I can almost visualize the tantalizing physique, the outline of my ribcage as it glistens in the sunlight. There are cob webs hanging off the top ribs, dusty gathered upon the surface. Some have been cracked, and you can see the fragments of bone hanging on loosely, see the scars from where the wounds were ripped open repeatedly, never left to set in the way they were supposed to.


The warm water licks my skin and it is as if I am baptizing myself, submerging myself in liquid and trying to scrub the dirty from my skin, rinse away the guilt and the regret with the apricot shampoo.

Whenever I think I am moving on, that there is a slightest chance I can be more than who I’ve been, something comes and sets me back. I can feel the metaphorical kicks to my stomach, my spine as I am curled up in a fetal position. I am vibrating, perched delicately upon this idea of wholeness, only to feel the stitches being pulled from my sides, feel the broken ribs piercing through my heart reminding me of all the times…
All the times I have stood up against a giant only to walk away with my head hung in failure. All the times I have wanted to believe in love and only come away with empty hands stained red as I try to stop the bleeding. All the times there has been this voice in my head that tells me I am unworthy, that I will never be the person I want to be, that I will never walk away unafraid and unscathed. Sometimes I think I feel too much.
 
I can feel myself caving in under the weight of the words every time a pretty boy tells me I am only good for one thing, every time I close my eyes and remember his hands on my skin for the first time and the last time, every time I see those eyes in my dreams that now belong to a boy who is buried under six feet of ground that is growing up around him. This is a living metaphor for beauty rising out of death, the world awakening after it has been shunned and ripped apart.

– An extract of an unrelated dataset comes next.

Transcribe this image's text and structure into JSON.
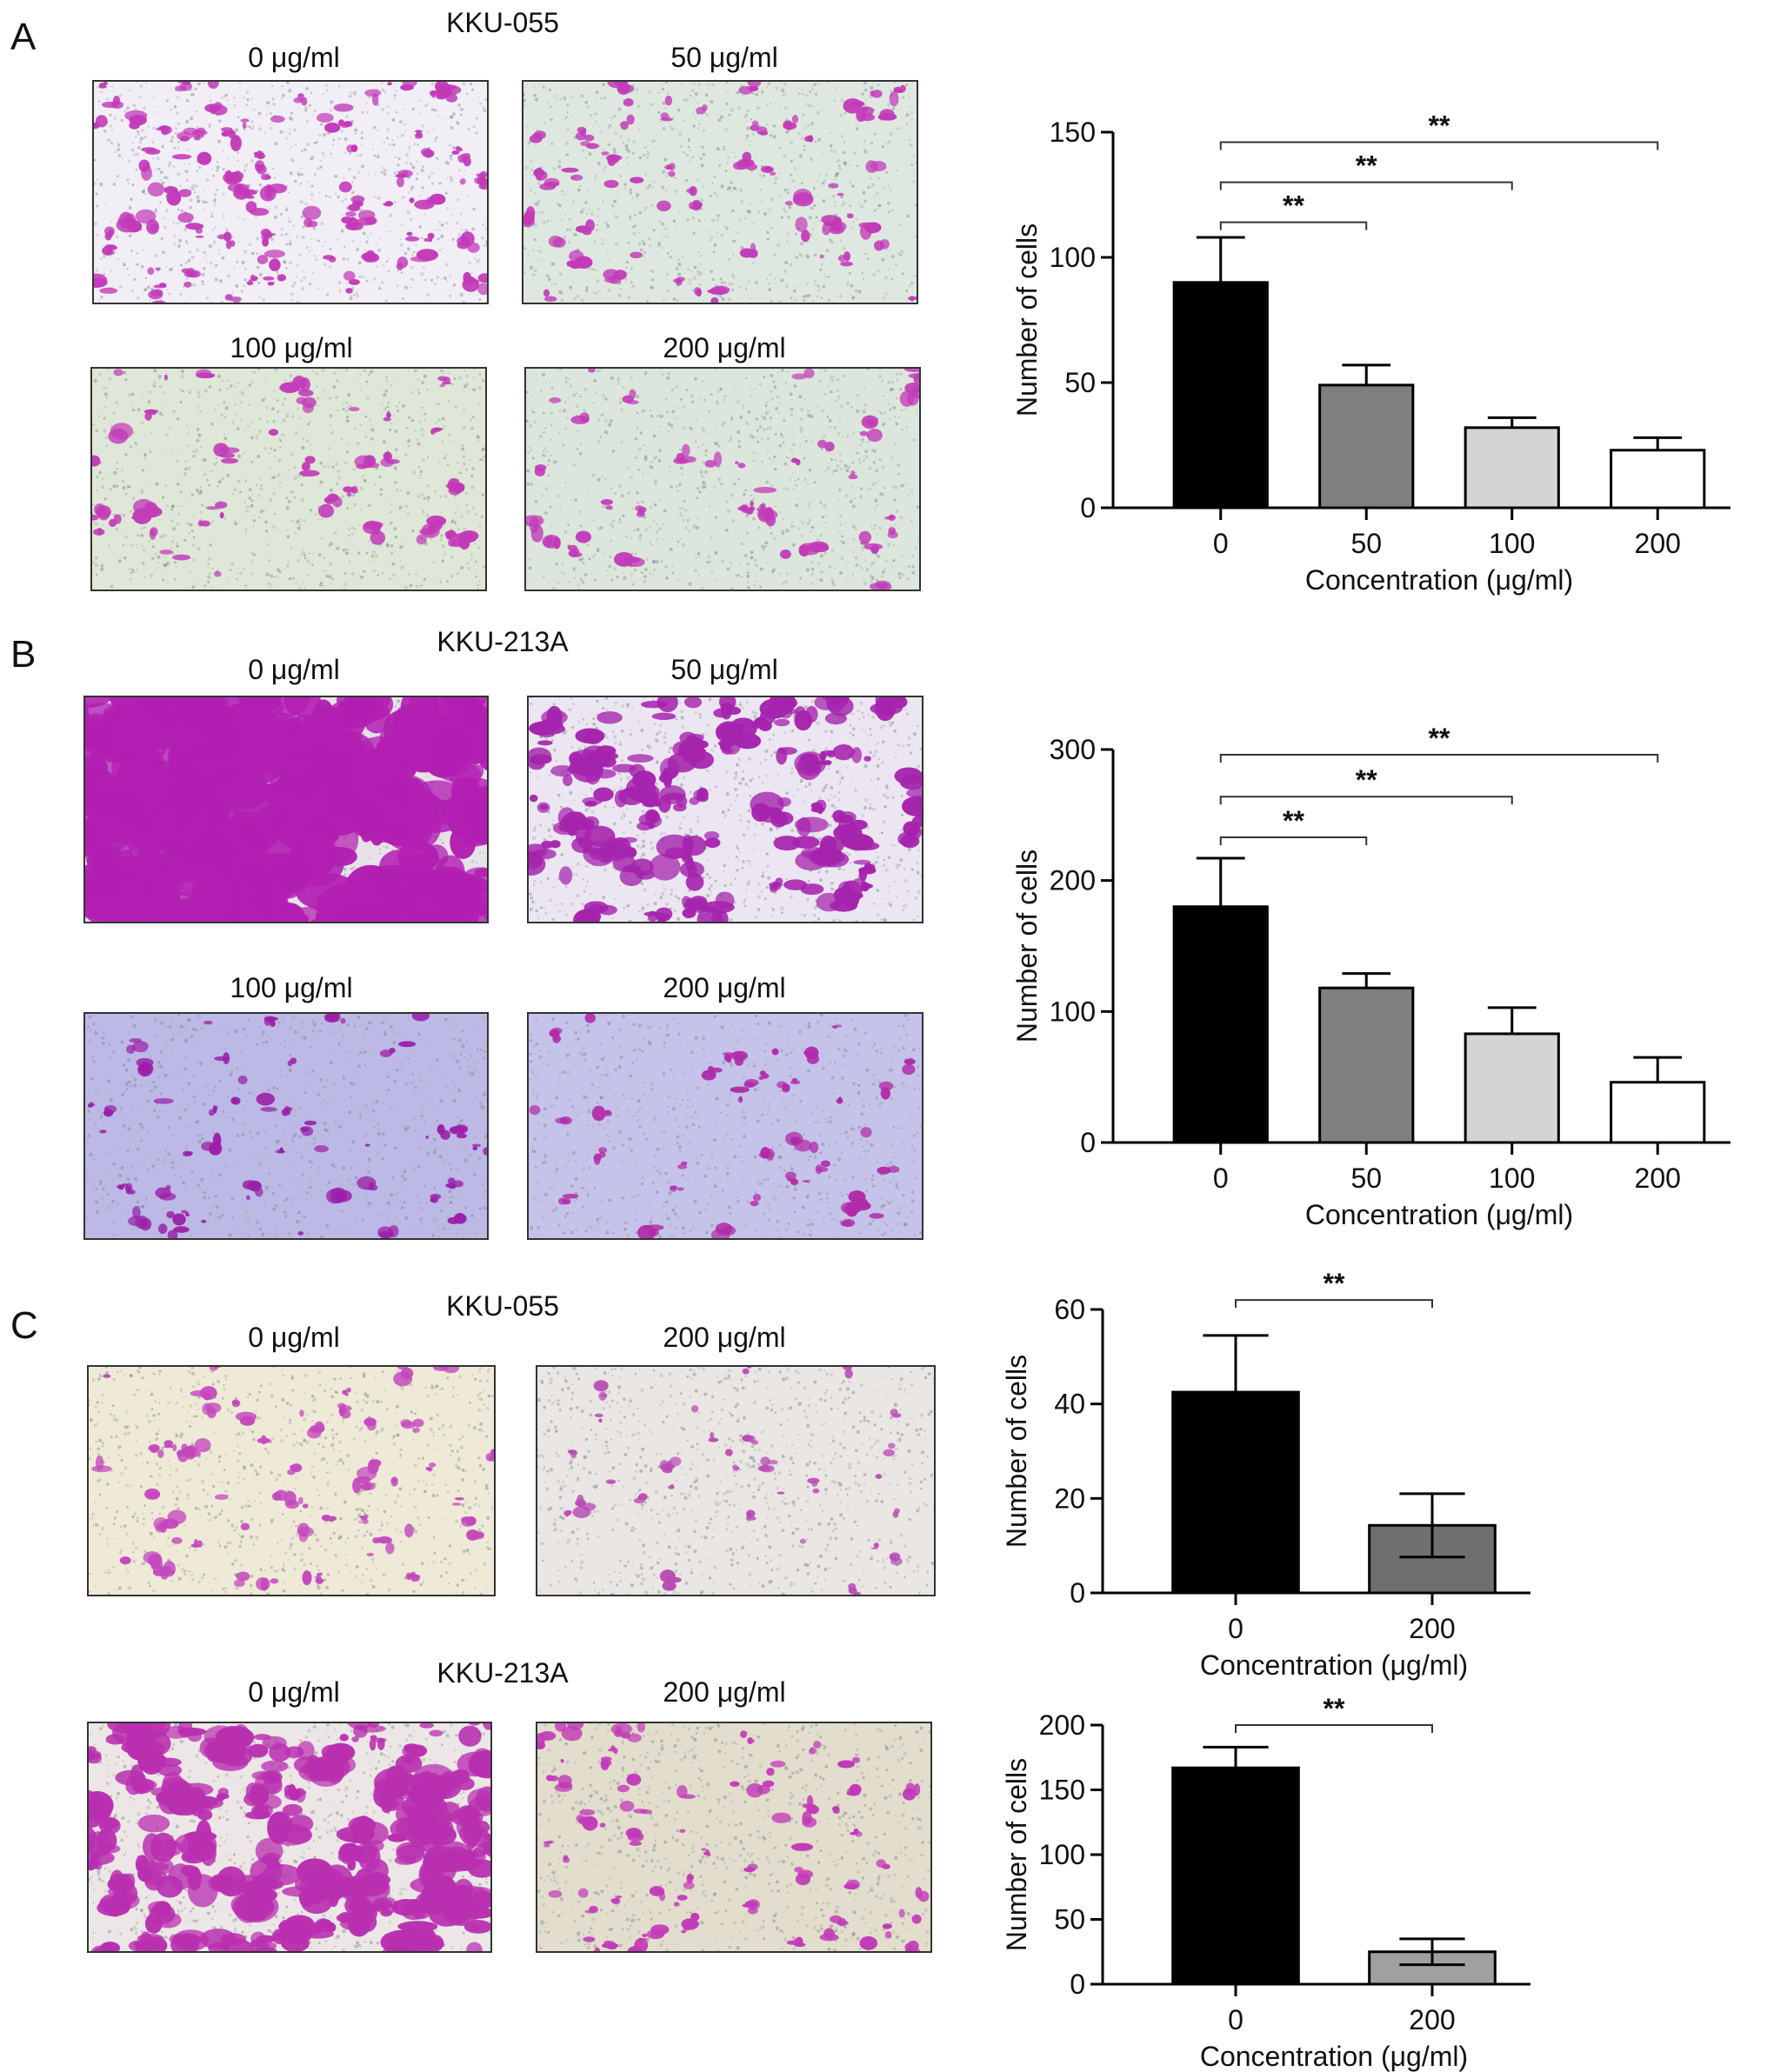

But ever since he left, ever since I first felt the taste of desperation and please love me on my tongue, ever since I learned that feeling something is preferable to feeling nothing and even the bruises are an angry man’s way at muttering a prayer, I have felt myself becoming skin and bones.

There is a shelf in my closet belonging to clothes that no longer fit me, are baggy when I try to pull them over my hipbones, that sit crooked on my shoulders.
I am dissolving.


In the very same way I am sitting in a tub of water praying for purification I don’t know if I have any right to ask for. How many times can you say the words Father, I have sinned and still expect forgiveness to come like deliverance to come like an answer to every prayer I’ve ever prayed, even the ones that are an embrace and a thrust apart in the same breath, I love you and I hate you intermingled into one raspy sound.

How many times can you wear another man’s weight upon your shoulders and claim it as your own? I am hunched over, my shoulder muscles separating from the bone because of all this weight I’ve forced upon them.
Someone told me after the funeral that energy is neither created nor destroyed, only changed forms. It was meant to be an encouragement, and in some ways it was. Because after that moment I felt him everywhere, in the trees and the mountains and the puddles that whispered back to me the reflection of a girl collapsing in. But I also began to wonder if the weight I’ve been carrying isn’t mine at all, just transferred in from other people because it can’t be destroyed.

It sits upon my shoulders, falling onto the first strong branch that awaits its arrival. Maybe I am the girl standing with her hands raised to the winds, collecting anguished fragments of brokenness that settle on my hips and crack my ribs with every breath I breathe.
From down the hall I can hear them, dancing in the kitchen or playing another round of Monopoly with the radio on because these days the silence is deafening. I understand it because these days the sound of my own heart is strong enough to send shivers up my spine.


I am rubbing my skin raw, turning it red with unspoken apologies and guilt that is not mine to carry but I hoist it onto my shoulders anyway, swallow it back like I am downing a shot of whiskey, a twinge as I feel it settle inside.


This is the only way I know how to survive.


I wonder how many times you can pray for mercy before God becomes tired of listening.